Well, I taped (and enjoyed) the recent PBS presentation of Paul Newman in “Our Town”. Die hard theatre guy that I am, I consider it one of the most important plays written for the American theatre. I then screened it – as a culture option – to a group of High Schoolers.
I’ll preface this with the fact that it was one of the shows that drew me to theatre in the first place. I was introduced to it my junior year of high school and – among other things like hunting downa strawberry phosphate to see what it tasted like – was deeply moved by it.
I’ve found that time has not altered my reaction to this powerful work. However, it is, without exception, apparently far beyond the grasp of this group of high schoolers.
So, what’s the big question?
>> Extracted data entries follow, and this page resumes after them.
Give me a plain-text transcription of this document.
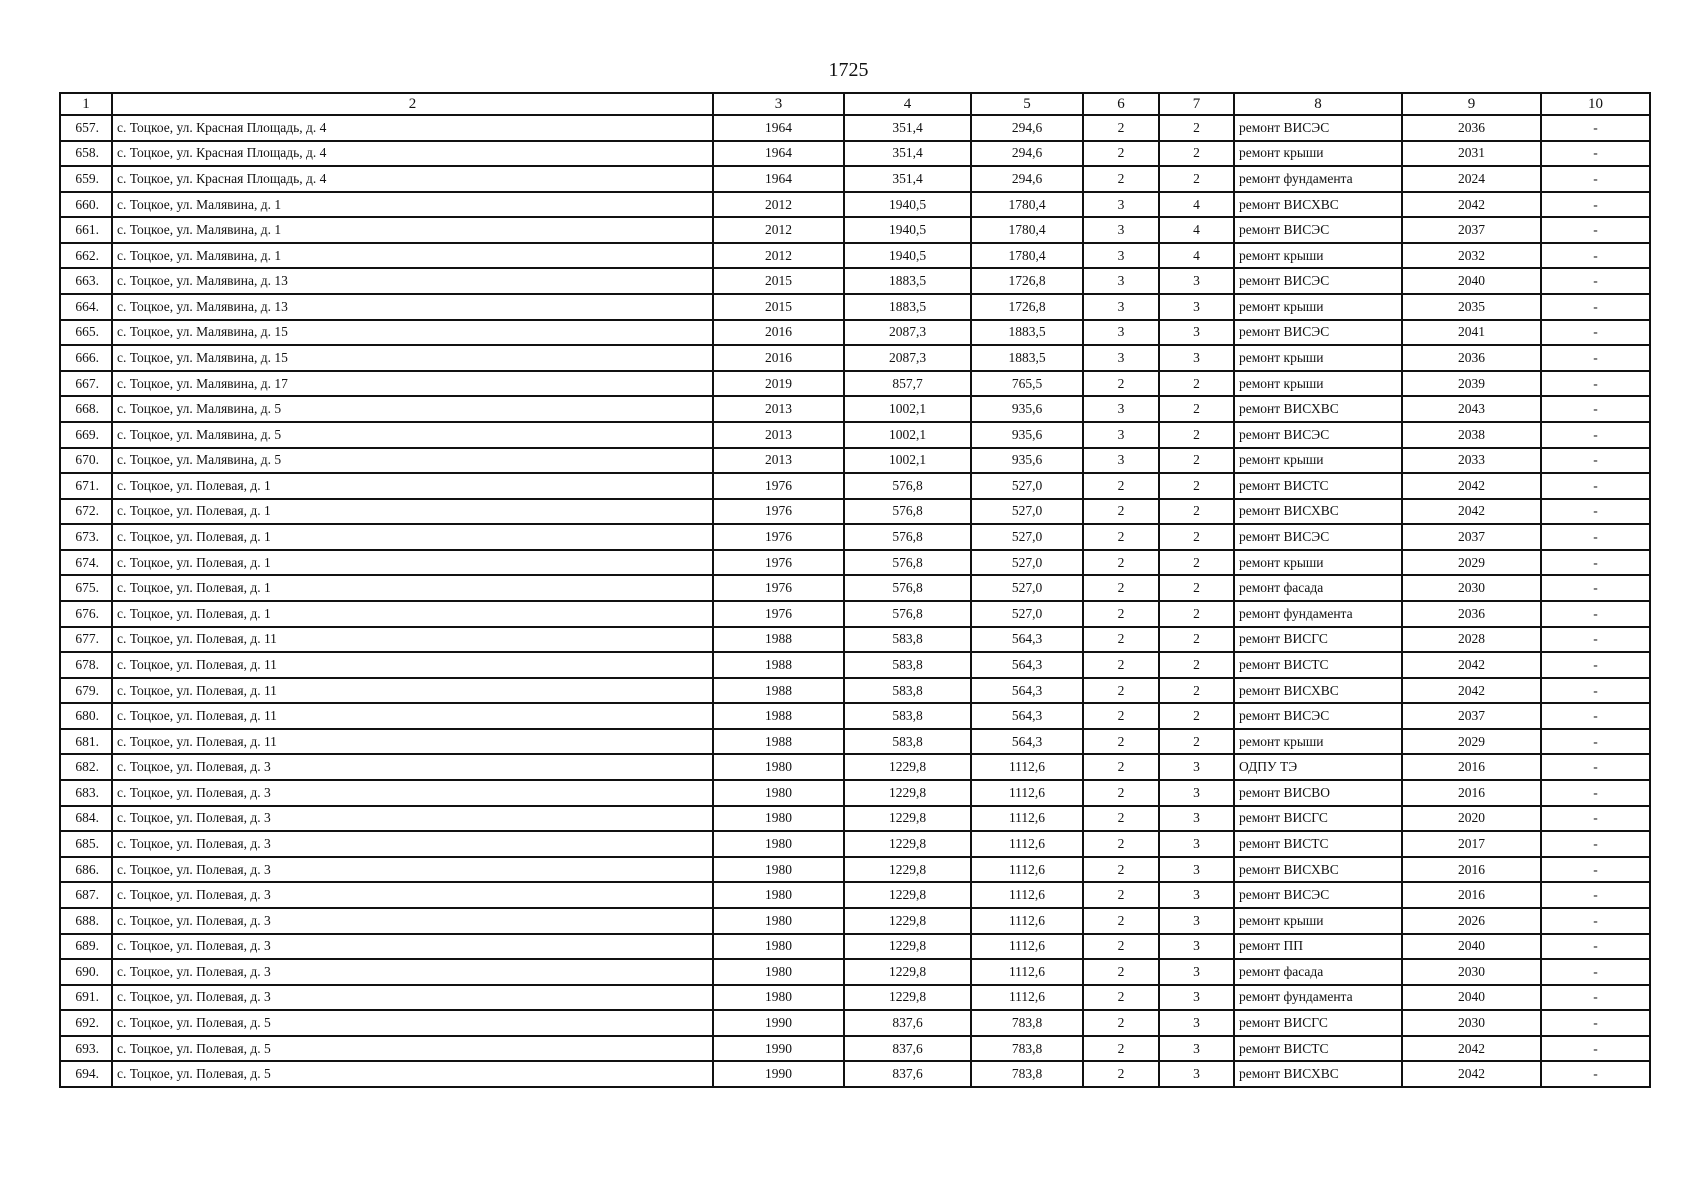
1725
1	2	3	4	5	6	7	8	9	10
657.	с. Тоцкое, ул. Красная Площадь, д. 4	1964	351,4	294,6	2	2	ремонт ВИСЭС	2036	-
658.	с. Тоцкое, ул. Красная Площадь, д. 4	1964	351,4	294,6	2	2	ремонт крыши	2031	-
659.	с. Тоцкое, ул. Красная Площадь, д. 4	1964	351,4	294,6	2	2	ремонт фундамента	2024	-
660.	с. Тоцкое, ул. Малявина, д. 1	2012	1940,5	1780,4	3	4	ремонт ВИСХВС	2042	-
661.	с. Тоцкое, ул. Малявина, д. 1	2012	1940,5	1780,4	3	4	ремонт ВИСЭС	2037	-
662.	с. Тоцкое, ул. Малявина, д. 1	2012	1940,5	1780,4	3	4	ремонт крыши	2032	-
663.	с. Тоцкое, ул. Малявина, д. 13	2015	1883,5	1726,8	3	3	ремонт ВИСЭС	2040	-
664.	с. Тоцкое, ул. Малявина, д. 13	2015	1883,5	1726,8	3	3	ремонт крыши	2035	-
665.	с. Тоцкое, ул. Малявина, д. 15	2016	2087,3	1883,5	3	3	ремонт ВИСЭС	2041	-
666.	с. Тоцкое, ул. Малявина, д. 15	2016	2087,3	1883,5	3	3	ремонт крыши	2036	-
667.	с. Тоцкое, ул. Малявина, д. 17	2019	857,7	765,5	2	2	ремонт крыши	2039	-
668.	с. Тоцкое, ул. Малявина, д. 5	2013	1002,1	935,6	3	2	ремонт ВИСХВС	2043	-
669.	с. Тоцкое, ул. Малявина, д. 5	2013	1002,1	935,6	3	2	ремонт ВИСЭС	2038	-
670.	с. Тоцкое, ул. Малявина, д. 5	2013	1002,1	935,6	3	2	ремонт крыши	2033	-
671.	с. Тоцкое, ул. Полевая, д. 1	1976	576,8	527,0	2	2	ремонт ВИСТС	2042	-
672.	с. Тоцкое, ул. Полевая, д. 1	1976	576,8	527,0	2	2	ремонт ВИСХВС	2042	-
673.	с. Тоцкое, ул. Полевая, д. 1	1976	576,8	527,0	2	2	ремонт ВИСЭС	2037	-
674.	с. Тоцкое, ул. Полевая, д. 1	1976	576,8	527,0	2	2	ремонт крыши	2029	-
675.	с. Тоцкое, ул. Полевая, д. 1	1976	576,8	527,0	2	2	ремонт фасада	2030	-
676.	с. Тоцкое, ул. Полевая, д. 1	1976	576,8	527,0	2	2	ремонт фундамента	2036	-
677.	с. Тоцкое, ул. Полевая, д. 11	1988	583,8	564,3	2	2	ремонт ВИСГС	2028	-
678.	с. Тоцкое, ул. Полевая, д. 11	1988	583,8	564,3	2	2	ремонт ВИСТС	2042	-
679.	с. Тоцкое, ул. Полевая, д. 11	1988	583,8	564,3	2	2	ремонт ВИСХВС	2042	-
680.	с. Тоцкое, ул. Полевая, д. 11	1988	583,8	564,3	2	2	ремонт ВИСЭС	2037	-
681.	с. Тоцкое, ул. Полевая, д. 11	1988	583,8	564,3	2	2	ремонт крыши	2029	-
682.	с. Тоцкое, ул. Полевая, д. 3	1980	1229,8	1112,6	2	3	ОДПУ ТЭ	2016	-
683.	с. Тоцкое, ул. Полевая, д. 3	1980	1229,8	1112,6	2	3	ремонт ВИСВО	2016	-
684.	с. Тоцкое, ул. Полевая, д. 3	1980	1229,8	1112,6	2	3	ремонт ВИСГС	2020	-
685.	с. Тоцкое, ул. Полевая, д. 3	1980	1229,8	1112,6	2	3	ремонт ВИСТС	2017	-
686.	с. Тоцкое, ул. Полевая, д. 3	1980	1229,8	1112,6	2	3	ремонт ВИСХВС	2016	-
687.	с. Тоцкое, ул. Полевая, д. 3	1980	1229,8	1112,6	2	3	ремонт ВИСЭС	2016	-
688.	с. Тоцкое, ул. Полевая, д. 3	1980	1229,8	1112,6	2	3	ремонт крыши	2026	-
689.	с. Тоцкое, ул. Полевая, д. 3	1980	1229,8	1112,6	2	3	ремонт ПП	2040	-
690.	с. Тоцкое, ул. Полевая, д. 3	1980	1229,8	1112,6	2	3	ремонт фасада	2030	-
691.	с. Тоцкое, ул. Полевая, д. 3	1980	1229,8	1112,6	2	3	ремонт фундамента	2040	-
692.	с. Тоцкое, ул. Полевая, д. 5	1990	837,6	783,8	2	3	ремонт ВИСГС	2030	-
693.	с. Тоцкое, ул. Полевая, д. 5	1990	837,6	783,8	2	3	ремонт ВИСТС	2042	-
694.	с. Тоцкое, ул. Полевая, д. 5	1990	837,6	783,8	2	3	ремонт ВИСХВС	2042	-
Have we changed so drastically as a society that we can’t grasp the importance of what this show has to offer? If Thornton Wilder thought we were living fast in the 30’s what would he think about the pace of society today? In short, how can someone sit there and not see how painful it is to relive the small moments of our lives because as they are happening; all these small moments, all manner of things are passing us, without our seening it, and we can’t imagine how important it is to cherish them? Are we now so fully invested in ourselves and our individual self-centered passions that we can’t see what’s put in front of us?
How can you watch the end of that play and not be brought to tears for the loss, for the darkness we stumble through every day? Even on some small level I would think at least one kid in 10 would be touched in some way.
Help me here – I’m ready to get so drunk that I can hang myslef in the attic.